Au total, douze candidats, sur les 13 déclarés à la cour constitutionnelle guinéenne, sont en lice pour ce scrutin. Il s’agit du président sortant, Alpha Condé, en quête d’un 3e mandat, son principal opposant depuis 2010, Cellou Dalein Diallo. Dans le lot, on retrouve un ancien proche du président guinéen, Ousmane Kaba. Plusieurs fois ministre, Abdoul Kabélé Camara est aussi dans la course, tout comme Abdoulaye Abé Sylla, malheureux à la dernière élection présidentielle. Deux anciennes ministres s’ajoutent également à la liste : Makalé Sylla et Makalé Traoré. Cinq novices figurent dans la liste : Moro Mandjouf Sidibé de l’AFC, Bouya Konaté de l’UDIR, Laye Souleymane Diallo du PLP, Edouard Zoutomou Kpoghomou de l’UDRP et Ousmane Doré du MND.
Mais les choses devraient se jouer entre les deux principaux rivaux qui se sont déjà affrontés en 2010 et 2015. Toujours en faveur de l’actuel occupant du Palais, Alpha Condé. La donne va-t-elle changer ? L’heure de Cellou Dalein Diallo a-t-elle sonné ? Réponse à l’issue du scrutin.

En effet, lors du précédent scrutin, en 2015, Condé, réélu au premier tour, l’avait emporté à 57,85% aux dépens de son challenger, Diallo, qui avait obtenu selon les résultats officiels, 31,44%. Le même scénario au second tour en 2010, mais là l’écart était moins important : 52,52% pour Condé et 47,48% pour Diallo.

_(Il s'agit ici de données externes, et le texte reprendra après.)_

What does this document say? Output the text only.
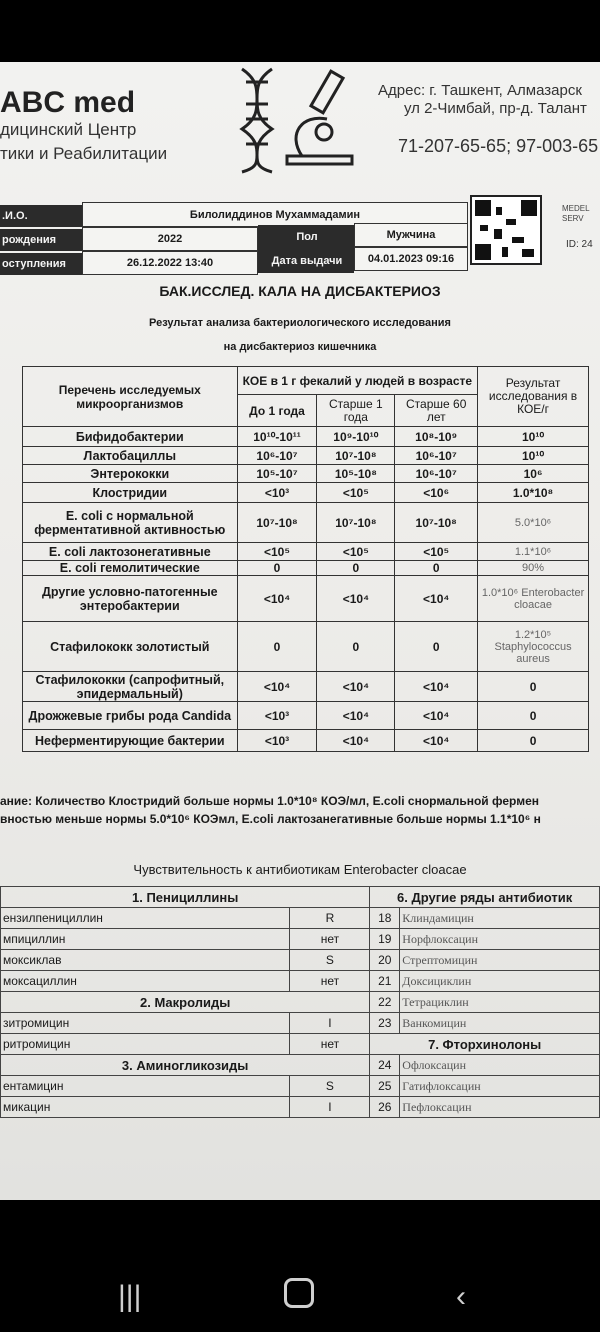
ABC med
дицинский Центр
тики и Реабилитации
Адрес: г. Ташкент, Алмазарск
ул 2-Чимбай, пр-д. Талант
71-207-65-65; 97-003-65
MEDEL
SERV
ID: 24
.И.О.	Билолиддинов Мухаммадамин
рождения	2022	Пол	Мужчина
оступления	26.12.2022 13:40	Дата выдачи	04.01.2023 09:16
БАК.ИССЛЕД. КАЛА НА ДИСБАКТЕРИОЗ
Результат анализа бактериологического исследования
на дисбактериоз кишечника
Перечень исследуемых микроорганизмов	КОЕ в 1 г фекалий у людей в возрасте			Результат исследования в КОЕ/г
	До 1 года	Старше 1 года	Старше 60 лет	
Бифидобактерии	10¹⁰-10¹¹	10⁹-10¹⁰	10⁸-10⁹	10¹⁰
Лактобациллы	10⁶-10⁷	10⁷-10⁸	10⁶-10⁷	10¹⁰
Энтерококки	10⁵-10⁷	10⁵-10⁸	10⁶-10⁷	10⁶
Клостридии	<10³	<10⁵	<10⁶	1.0*10⁸
E. coli с нормальной ферментативной активностью	10⁷-10⁸	10⁷-10⁸	10⁷-10⁸	5.0*10⁶
E. coli лактозонегативные	<10⁵	<10⁵	<10⁵	1.1*10⁶
E. coli гемолитические	0	0	0	90%
Другие условно-патогенные энтеробактерии	<10⁴	<10⁴	<10⁴	1.0*10⁶ Enterobacter cloacae
Стафилококк золотистый	0	0	0	1.2*10⁵ Staphylococcus aureus
Стафилококки (сапрофитный, эпидермальный)	<10⁴	<10⁴	<10⁴	0
Дрожжевые грибы рода Candida	<10³	<10⁴	<10⁴	0
Неферментирующие бактерии	<10³	<10⁴	<10⁴	0
ание: Количество Клостридий больше нормы 1.0*10⁸ КОЭ/мл, E.coli снормальной фермен
вностью меньше нормы 5.0*10⁶ КОЭмл, E.coli лактозанегативные больше нормы 1.1*10⁶ н
Чувствительность к антибиотикам Enterobacter cloacae
1. Пенициллины		6. Другие ряды антибиотик	
ензилпенициллин	R	18	Клиндамицин
мпициллин	нет	19	Норфлоксацин
мoксиклав	S	20	Стрептомицин
мoксациллин	нет	21	Доксициклин
2. Макролиды		22	Тетрациклин
зитромицин	I	23	Ванкомицин
ритромицин	нет	7. Фторхинолоны	
3. Аминогликозиды		24	Офлоксацин
ентамицин	S	25	Гатифлоксацин
микацин	I	26	Пефлоксацин
|||	‹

UN CONTEXTE TENDU SUR FOND DE QUESTIONS ETHNIQUES

Les Guinéens retiennent leur souffle. Car depuis octobre 2019, la Guinée est le théâtre de nombreuses contestations à la suite de la volonté de l’actuel président, Alpha Condé, de briguer un troisième mandat. Pour ce faire, le chef d’État, élu en 2010, a fait adopter une nouvelle Constitution lors d’un référendum contesté en mars dernier.

L’initiative a provoqué une levée de boucliers de la part de la société civile, ses adversaires dénonçant un « coup d’État constitutionnel ».

Des mobilisations ont été sévèrement réprimées, conduisant à la mort de dizaines de civils. Les autorités et l’opposition se rejettent la responsabilité. Mais l’inquiétude est avivée par le ton d’une campagne hargneuse, sur fond de questions ethniques. D’un côté, il y a les Malinkés, se reconnaissant majoritairement dans le parti d’Alpha Condé, et les Peuls dans celui de Cellou Dalein Diallo, les deux groupes étant majoritaires.

Rappeler que le pays a connu deux coups d’Etats, en 1984 avec le renversement du premier ministre assurant l’intérim, Louis Beavogui par Lansana Conte, et en 2008 par Moussa Dadis Camara qui finira par renoncer à la suite d’une tentative d’assassinat.

Candidat malheureux aux élections de 1993 et 1998, Alpha Condé prendra le pouvoir à la suite de l’intérim assuré de janvier à décembre 2010 par Sékouba Konaté.

La Guinée, 1ère réserve mondiale de bauxite, est en proie à de nombreuses difficultés économiques. Celles-ci ajoutées aux tensions politiques poussent de nombreux Guinéens à s’exiler, par exemple, au Sénégal, pays voisin réputé pour sa ’’téranga’’ (hospitalité). Une forte communauté qui surveille comme du lait sur le feu ce qui se passe chez elle.

Préciser que certains Guinéens de l’étranger comme au Sénégal ne pourront pas voter.